1. This stains the entire microorganism to show basic shape and structure.
ii. A mordant may be used to intensify the stain, increase the affinity of the stain for the
specimen, or to coat the specimen to enlarge it.
f. Differential Stains.
i. These stains react differently with different kinds of bacteria, and allow us to tell the
difference between them.
ii. Gram Stain.
1. The Gram stain classifies bacteria into two large groups: gram-positive and gramnegative.
2. Steps in making a Gram stain: Fig. 12.
a. A bacterial smear is made and heat fixed.
b. The smear is flooded with crystal violet for 60 seconds and then rinsed
with distilled water.
i. Crystal violet sticks to peptidoglycan in the cell wall.
1. It is a primary stain since it colors all cells.
c. The smear is then flooded with iodine for 60 seconds then rinsed with
distilled water.
i. Iodine is a mordant, increasing the affinity of the crystal violet for
the specimen.
d. The smear is then flooded with an acetone/ethanol wash (decolorizing
agent) for 5 seconds then rinsed with distilled water.
i. The acetone/ethanol washes the crystal violet out of Gram-negative
cell walls. The Gram-positive cell walls retain the crystal violet as
long as the acetone/ethanol wash does not last too long.
ii. This step is the “differential step” in the Gram staining process.
Gram-positive cells look purple after this step; Gram-negative cells
look clear.
e. The smear is then flooded with safranin stain for 1.5-2.0 minutes, then
rinsed with distilled water.
i. Safranin is pink in color and stains all bacteria. However, Grampositive cells have a purple cell wall due to the crystal violet, and
the pink cytoplasm doesn’t show through. Gram-negative cells,
which have no stain because they were cleared in the differential
step show up with pink cytoplasm.
1. Safranin is a counterstain, since it has a different color than
the primary stain (crystal violet).
f. The slide is then dried in bibulous paper. Once dry, the slide is ready to be
viewed.
g. Gram staining gives consistent results when done on young, growing
bacteria.
3. Gram-positive bacteria.
a. They have a thick peptidoglycan layer in their cell walls (disaccharides
and amino acids) which is the part that stains purple due to the crystal
violet and iodine washes during Gram staining.

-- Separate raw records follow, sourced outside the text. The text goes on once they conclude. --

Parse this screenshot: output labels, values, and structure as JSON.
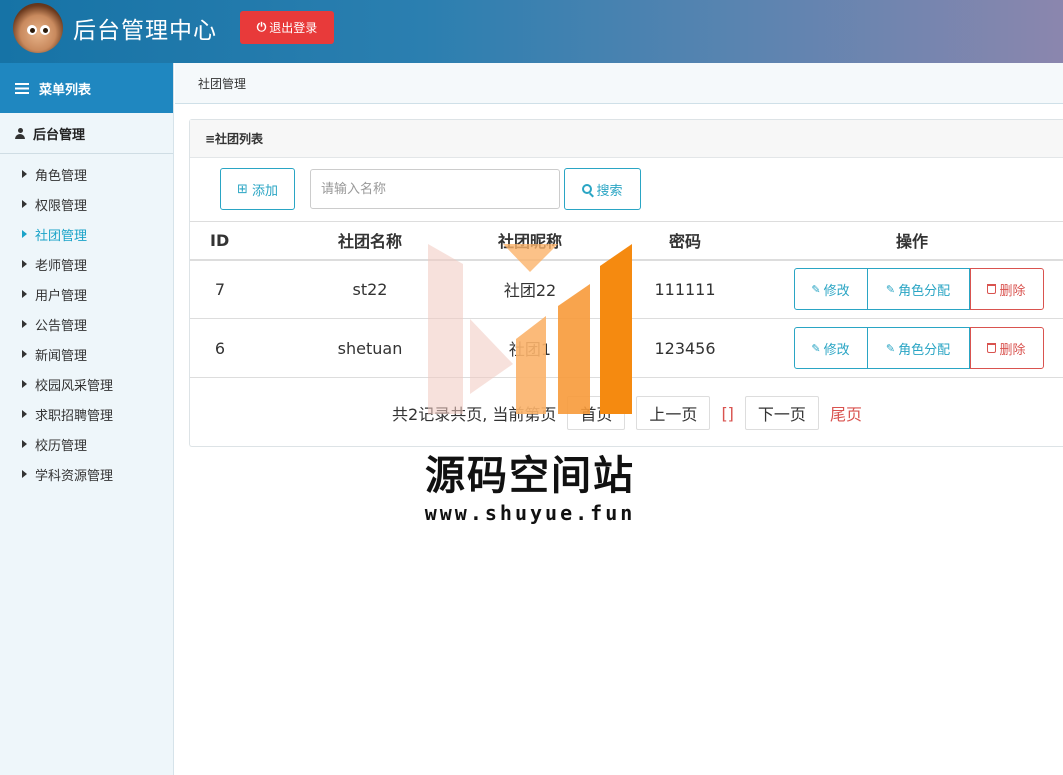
{
  "header": {
    "title": "后台管理中心",
    "logout_label": "退出登录",
    "logout_icon": "power-icon",
    "brand_color": "#1673a6"
  },
  "sidebar": {
    "menu_title": "菜单列表",
    "group_title": "后台管理",
    "items": [
      {
        "label": "角色管理",
        "active": false
      },
      {
        "label": "权限管理",
        "active": false
      },
      {
        "label": "社团管理",
        "active": true
      },
      {
        "label": "老师管理",
        "active": false
      },
      {
        "label": "用户管理",
        "active": false
      },
      {
        "label": "公告管理",
        "active": false
      },
      {
        "label": "新闻管理",
        "active": false
      },
      {
        "label": "校园风采管理",
        "active": false
      },
      {
        "label": "求职招聘管理",
        "active": false
      },
      {
        "label": "校历管理",
        "active": false
      },
      {
        "label": "学科资源管理",
        "active": false
      }
    ]
  },
  "breadcrumb": "社团管理",
  "panel": {
    "title": "≡社团列表",
    "add_label": "添加",
    "search_placeholder": "请输入名称",
    "search_value": "",
    "search_label": "搜索"
  },
  "table": {
    "headers": [
      "ID",
      "社团名称",
      "社团昵称",
      "密码",
      "操作"
    ],
    "rows": [
      {
        "id": "7",
        "name": "st22",
        "nickname": "社团22",
        "password": "111111"
      },
      {
        "id": "6",
        "name": "shetuan",
        "nickname": "社团1",
        "password": "123456"
      }
    ],
    "actions": {
      "edit": "修改",
      "assign": "角色分配",
      "delete": "删除"
    }
  },
  "pager": {
    "summary": "共2记录共页, 当前第页",
    "first": "首页",
    "prev": "上一页",
    "current": "[]",
    "next": "下一页",
    "last": "尾页"
  },
  "watermark": {
    "title": "源码空间站",
    "url": "www.shuyue.fun"
  }
}
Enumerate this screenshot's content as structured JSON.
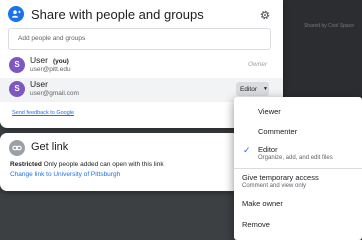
{
  "background": {
    "caption": "Shared by Cool Space"
  },
  "dialog": {
    "title": "Share with people and groups",
    "add_placeholder": "Add people and groups",
    "people": [
      {
        "initial": "S",
        "name": "User",
        "you_tag": "(you)",
        "email": "user@pitt.edu",
        "role": "Owner"
      },
      {
        "initial": "S",
        "name": "User",
        "email": "user@gmail.com",
        "role": "Editor"
      }
    ],
    "feedback_link": "Send feedback to Google"
  },
  "get_link": {
    "title": "Get link",
    "restriction": "Restricted",
    "restriction_desc": "Only people added can open with this link",
    "change_link": "Change link to University of Pittsburgh"
  },
  "role_menu": {
    "items": [
      {
        "label": "Viewer",
        "checked": false
      },
      {
        "label": "Commenter",
        "checked": false
      },
      {
        "label": "Editor",
        "sublabel": "Organize, add, and edit files",
        "checked": true
      }
    ],
    "temp_access": {
      "label": "Give temporary access",
      "sublabel": "Comment and view only"
    },
    "make_owner": "Make owner",
    "remove": "Remove"
  },
  "icons": {
    "share": "person-add-icon",
    "settings": "gear-icon",
    "link": "link-icon",
    "check": "check-icon",
    "caret": "caret-down-icon"
  },
  "colors": {
    "accent": "#1a73e8",
    "avatar": "#7e57c2"
  }
}
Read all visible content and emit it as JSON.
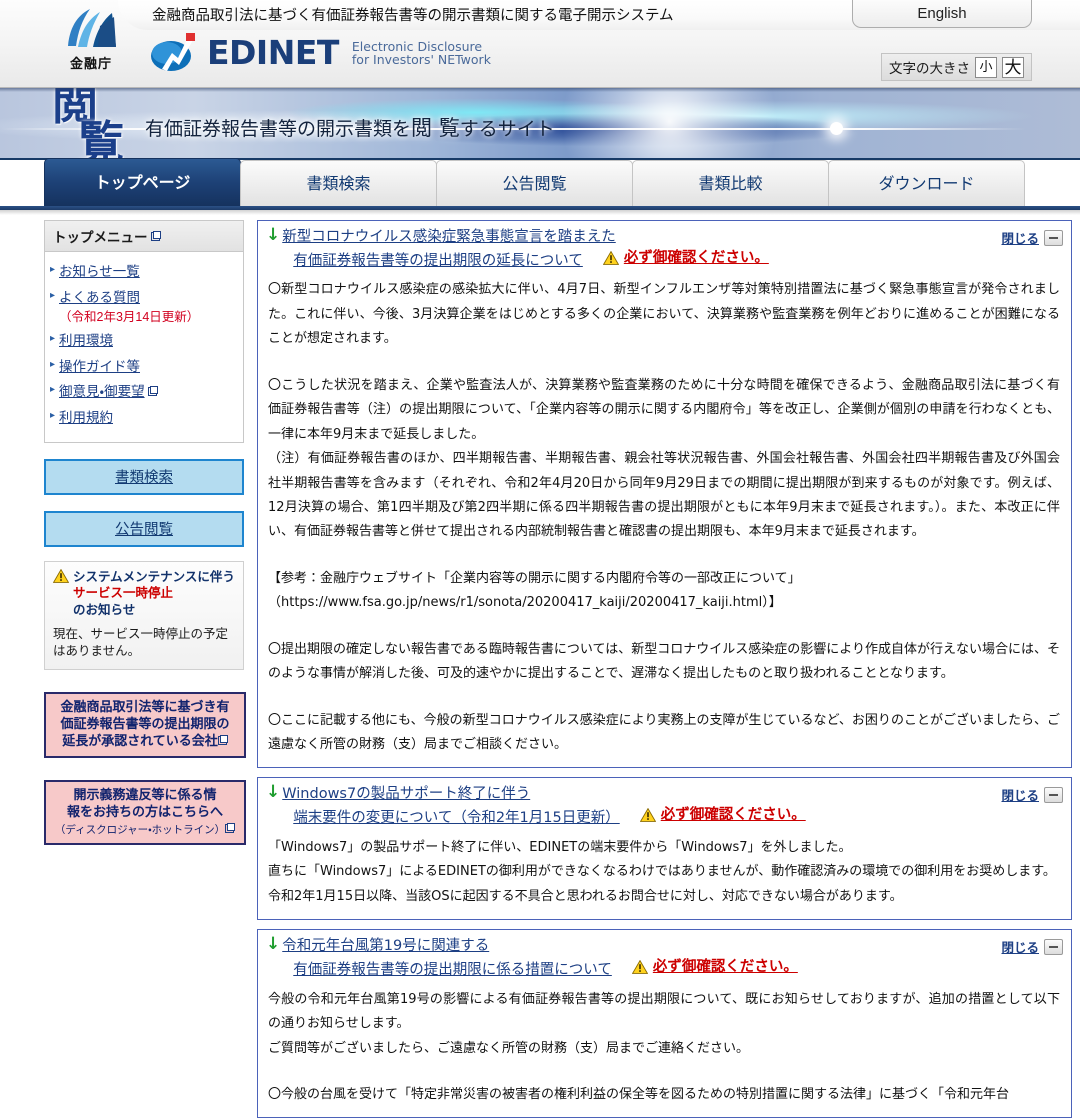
{
  "header": {
    "system_title": "金融商品取引法に基づく有価証券報告書等の開示書類に関する電子開示システム",
    "english_tab": "English",
    "fsa_logo_text": "金融庁",
    "edinet_word": "EDINET",
    "edinet_tagline_line1": "Electronic Disclosure",
    "edinet_tagline_line2": "for Investors' NETwork",
    "fontsize_label": "文字の大きさ",
    "fontsize_small": "小",
    "fontsize_large": "大"
  },
  "banner": {
    "kanji_line1": "閲",
    "kanji_line2": "覧",
    "subtitle_pre": "有価証券報告書等の開示書類を",
    "subtitle_em": "閲 覧",
    "subtitle_post": "するサイト"
  },
  "nav": {
    "tabs": [
      {
        "label": "トップページ",
        "active": true
      },
      {
        "label": "書類検索",
        "active": false
      },
      {
        "label": "公告閲覧",
        "active": false
      },
      {
        "label": "書類比較",
        "active": false
      },
      {
        "label": "ダウンロード",
        "active": false
      }
    ]
  },
  "sidebar": {
    "menu_title": "トップメニュー",
    "menu_items": [
      {
        "label": "お知らせ一覧",
        "note": "",
        "external": false
      },
      {
        "label": "よくある質問",
        "note": "（令和2年3月14日更新）",
        "external": false
      },
      {
        "label": "利用環境",
        "note": "",
        "external": false
      },
      {
        "label": "操作ガイド等",
        "note": "",
        "external": false
      },
      {
        "label": "御意見・御要望",
        "note": "",
        "external": true
      },
      {
        "label": "利用規約",
        "note": "",
        "external": false
      }
    ],
    "buttons": [
      {
        "label": "書類検索"
      },
      {
        "label": "公告閲覧"
      }
    ],
    "maintenance": {
      "title_line1": "システムメンテナンスに伴う",
      "title_line2": "サービス一時停止",
      "title_line3": "のお知らせ",
      "body": "現在、サービス一時停止の予定はありません。"
    },
    "pink_buttons": [
      {
        "line1": "金融商品取引法等に基づき有",
        "line2": "価証券報告書等の提出期限の",
        "line3": "延長が承認されている会社",
        "sub": "",
        "external": true
      },
      {
        "line1": "開示義務違反等に係る情",
        "line2": "報をお持ちの方はこちらへ",
        "line3": "",
        "sub": "（ディスクロジャー・ホットライン）",
        "external": true
      }
    ]
  },
  "panels": [
    {
      "title_line1": "新型コロナウイルス感染症緊急事態宣言を踏まえた",
      "title_line2": "有価証券報告書等の提出期限の延長について",
      "warning": "必ず御確認ください。",
      "close_label": "閉じる",
      "paragraphs": [
        "〇新型コロナウイルス感染症の感染拡大に伴い、4月7日、新型インフルエンザ等対策特別措置法に基づく緊急事態宣言が発令されました。これに伴い、今後、3月決算企業をはじめとする多くの企業において、決算業務や監査業務を例年どおりに進めることが困難になることが想定されます。",
        "",
        "〇こうした状況を踏まえ、企業や監査法人が、決算業務や監査業務のために十分な時間を確保できるよう、金融商品取引法に基づく有価証券報告書等（注）の提出期限について、「企業内容等の開示に関する内閣府令」等を改正し、企業側が個別の申請を行わなくとも、一律に本年9月末まで延長しました。",
        "（注）有価証券報告書のほか、四半期報告書、半期報告書、親会社等状況報告書、外国会社報告書、外国会社四半期報告書及び外国会社半期報告書等を含みます（それぞれ、令和2年4月20日から同年9月29日までの期間に提出期限が到来するものが対象です。例えば、12月決算の場合、第1四半期及び第2四半期に係る四半期報告書の提出期限がともに本年9月末まで延長されます。）。また、本改正に伴い、有価証券報告書等と併せて提出される内部統制報告書と確認書の提出期限も、本年9月末まで延長されます。",
        "",
        "【参考：金融庁ウェブサイト「企業内容等の開示に関する内閣府令等の一部改正について」",
        "（https://www.fsa.go.jp/news/r1/sonota/20200417_kaiji/20200417_kaiji.html）】",
        "",
        "〇提出期限の確定しない報告書である臨時報告書については、新型コロナウイルス感染症の影響により作成自体が行えない場合には、そのような事情が解消した後、可及的速やかに提出することで、遅滞なく提出したものと取り扱われることとなります。",
        "",
        "〇ここに記載する他にも、今般の新型コロナウイルス感染症により実務上の支障が生じているなど、お困りのことがございましたら、ご遠慮なく所管の財務（支）局までご相談ください。"
      ]
    },
    {
      "title_line1": "Windows7の製品サポート終了に伴う",
      "title_line2": "端末要件の変更について（令和2年1月15日更新）",
      "warning": "必ず御確認ください。",
      "close_label": "閉じる",
      "paragraphs": [
        "「Windows7」の製品サポート終了に伴い、EDINETの端末要件から「Windows7」を外しました。",
        "直ちに「Windows7」によるEDINETの御利用ができなくなるわけではありませんが、動作確認済みの環境での御利用をお奨めします。",
        "令和2年1月15日以降、当該OSに起因する不具合と思われるお問合せに対し、対応できない場合があります。"
      ]
    },
    {
      "title_line1": "令和元年台風第19号に関連する",
      "title_line2": "有価証券報告書等の提出期限に係る措置について",
      "warning": "必ず御確認ください。",
      "close_label": "閉じる",
      "paragraphs": [
        "今般の令和元年台風第19号の影響による有価証券報告書等の提出期限について、既にお知らせしておりますが、追加の措置として以下の通りお知らせします。",
        "ご質問等がございましたら、ご遠慮なく所管の財務（支）局までご連絡ください。",
        "",
        "〇今般の台風を受けて「特定非常災害の被害者の権利利益の保全等を図るための特別措置に関する法律」に基づく「令和元年台"
      ]
    }
  ],
  "colors": {
    "accent_blue": "#1d3f84",
    "warning_red": "#cc0000",
    "panel_border": "#4b62b9",
    "tab_active_bg": "#1d4176",
    "pink_box": "#f7c9c9",
    "side_button": "#b4dcf0"
  }
}
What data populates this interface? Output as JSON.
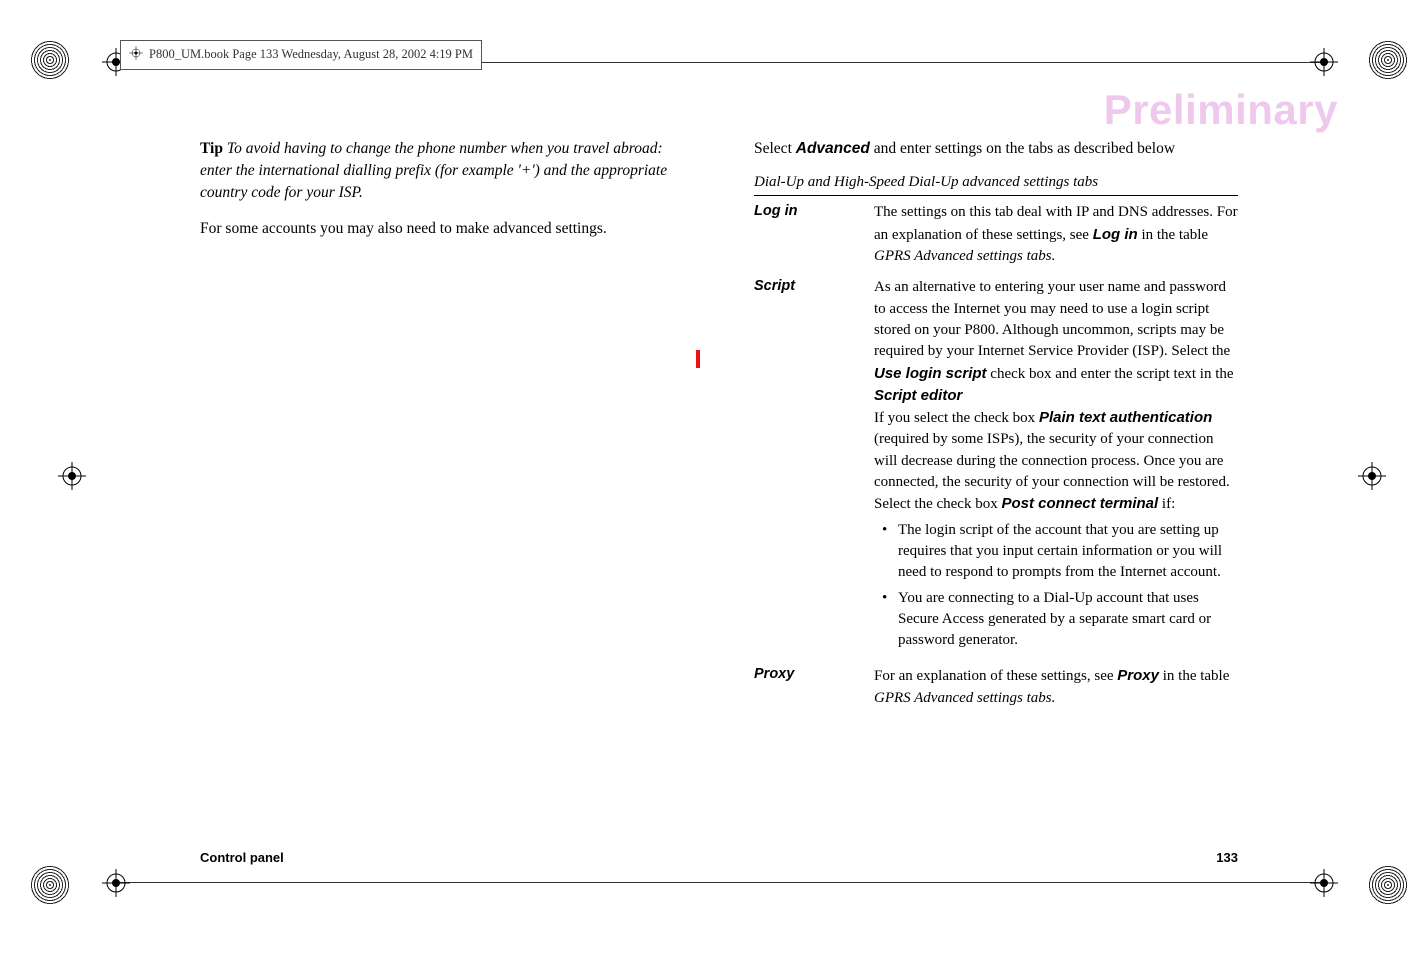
{
  "book_header": "P800_UM.book  Page 133  Wednesday, August 28, 2002  4:19 PM",
  "watermark": "Preliminary",
  "left": {
    "tip_label": "Tip",
    "tip_body": "To avoid having to change the phone number when you travel abroad: enter the international dialling prefix (for example '+') and the appropriate country code for your ISP.",
    "para2": "For some accounts you may also need to make advanced settings."
  },
  "right": {
    "intro_pre": " Select ",
    "intro_bold": "Advanced",
    "intro_post": "  and enter settings on the tabs as described below",
    "table_title": "Dial-Up and High-Speed Dial-Up advanced settings tabs",
    "rows": {
      "login": {
        "label": "Log in",
        "text_pre": "The settings on this tab deal with IP and DNS addresses. For an explanation of these settings, see ",
        "bold": "Log in",
        "text_mid": " in the table ",
        "italic": "GPRS Advanced settings tabs."
      },
      "script": {
        "label": "Script",
        "p1_pre": "As an alternative to entering your user name and password to access the Internet you may need to use a login script stored on your P800. Although uncommon, scripts may be required by your Internet Service Provider (ISP). Select the ",
        "p1_b1": "Use login script",
        "p1_mid1": " check box and enter the script text in the ",
        "p1_b2": "Script editor",
        "p2_pre": "If you select the check box ",
        "p2_b1": "Plain text authentication",
        "p2_post": " (required by some ISPs), the security of your connection will decrease during the connection process. Once you are connected, the security of your connection will be restored.",
        "p3_pre": "Select the check box ",
        "p3_b1": "Post connect terminal",
        "p3_post": " if:",
        "li1": "The login script of the account that you are setting up requires that you input certain information or you will need to respond to prompts from the Internet account.",
        "li2": "You are connecting to a Dial-Up account that uses Secure Access generated by a separate smart card or password generator."
      },
      "proxy": {
        "label": "Proxy",
        "text_pre": " For an explanation of these settings, see ",
        "bold": "Proxy",
        "text_mid": " in the table ",
        "italic": "GPRS Advanced settings tabs."
      }
    }
  },
  "footer": {
    "left": "Control panel",
    "right": "133"
  }
}
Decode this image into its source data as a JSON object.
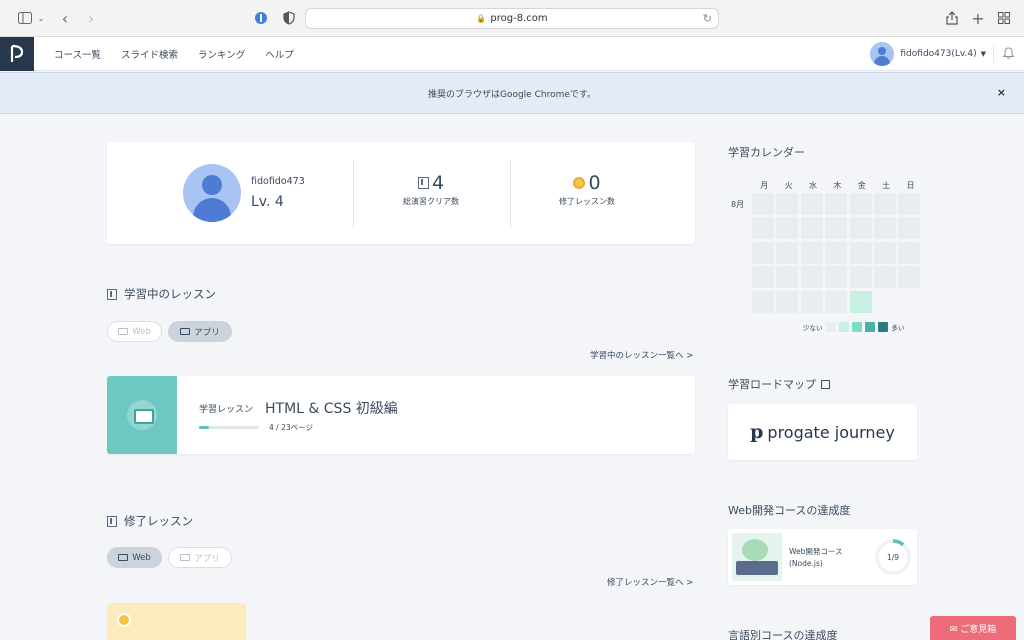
{
  "browser": {
    "url": "prog-8.com"
  },
  "header": {
    "nav": [
      "コース一覧",
      "スライド検索",
      "ランキング",
      "ヘルプ"
    ],
    "user_label": "fidofido473(Lv.4)"
  },
  "banner": {
    "text": "推奨のブラウザはGoogle Chromeです。",
    "close": "×"
  },
  "profile": {
    "username": "fidofido473",
    "level": "Lv. 4",
    "practice_clears": "4",
    "practice_clears_label": "総演習クリア数",
    "completed_lessons": "0",
    "completed_lessons_label": "修了レッスン数"
  },
  "learning": {
    "title": "学習中のレッスン",
    "tabs": [
      {
        "label": "Web",
        "active": false
      },
      {
        "label": "アプリ",
        "active": true
      }
    ],
    "more_link": "学習中のレッスン一覧へ >",
    "lesson": {
      "kind": "学習レッスン",
      "title": "HTML & CSS 初級編",
      "progress_text": "4 / 23ページ",
      "progress": 0.17
    }
  },
  "completed": {
    "title": "修了レッスン",
    "tabs": [
      {
        "label": "Web",
        "active": true
      },
      {
        "label": "アプリ",
        "active": false
      }
    ],
    "more_link": "修了レッスン一覧へ >"
  },
  "calendar": {
    "title": "学習カレンダー",
    "days": [
      "月",
      "火",
      "水",
      "木",
      "金",
      "土",
      "日"
    ],
    "month": "8月",
    "active_cells": [
      [
        4,
        4
      ]
    ],
    "legend_low": "少ない",
    "legend_high": "多い",
    "colors": [
      "#e9ecf1",
      "#c8f0e2",
      "#7fdcc6",
      "#4bb1a6",
      "#2a7a82"
    ]
  },
  "roadmap": {
    "title": "学習ロードマップ",
    "logo_text": "progate journey"
  },
  "web_course": {
    "title": "Web開発コースの達成度",
    "name": "Web開発コース (Node.js)",
    "progress": "1/9",
    "fraction": 0.111
  },
  "lang_course": {
    "title": "言語別コースの達成度"
  },
  "feedback": {
    "label": "✉ ご意見箱"
  }
}
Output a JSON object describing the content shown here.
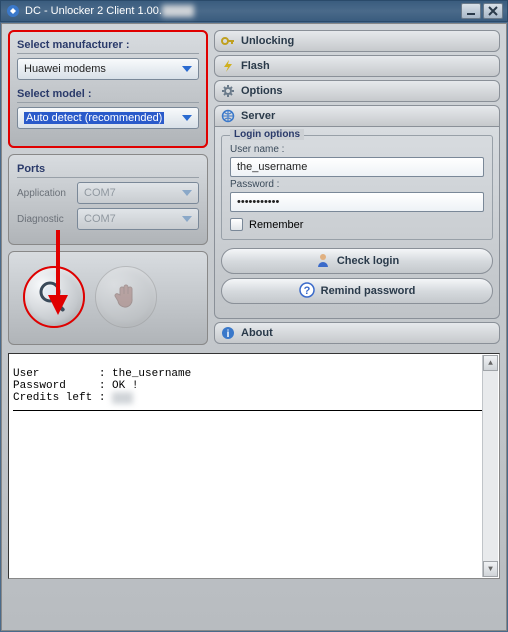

b. They tend to be killed easily by penicillin, cephalosporins, and detergents.
4. Gram-negative bacteria.
a. They have a thin layer of peptidoglycan in their cell walls, and aren’t able
to hang on to the little crystal violet that they pick up once they are
flooded with the acetone/ethanol wash during Gram staining.
b. They contain a layer of lipopolysaccharide (endotoxin) as part of their cell
walls.
c. They are more resistant to antibiotics, which can’t penetrate the
lipopolysaccharide layer very well.
d. They tend to be easily killed by streptomycin, chloramphenicol, and
tetracycline.
g. Differential Stains: Acid-Fast Stain. (Do Not Cover)
i. Cells that retain a basic stain in the presence of acid-alcohol are called acid-fast.
ii. Non–acid-fast cells lose the basic stain when rinsed with acid-alcohol, and are usually
counterstained (with a different color basic stain) to see them.
h. Special Stains. (Do Not Cover)
i. Negative staining is useful for capsules.
ii. Heat is required to drive a stain into endospores to make an endospore stain.
iii. Flagella staining requires a mordant to make the flagella wide enough to see.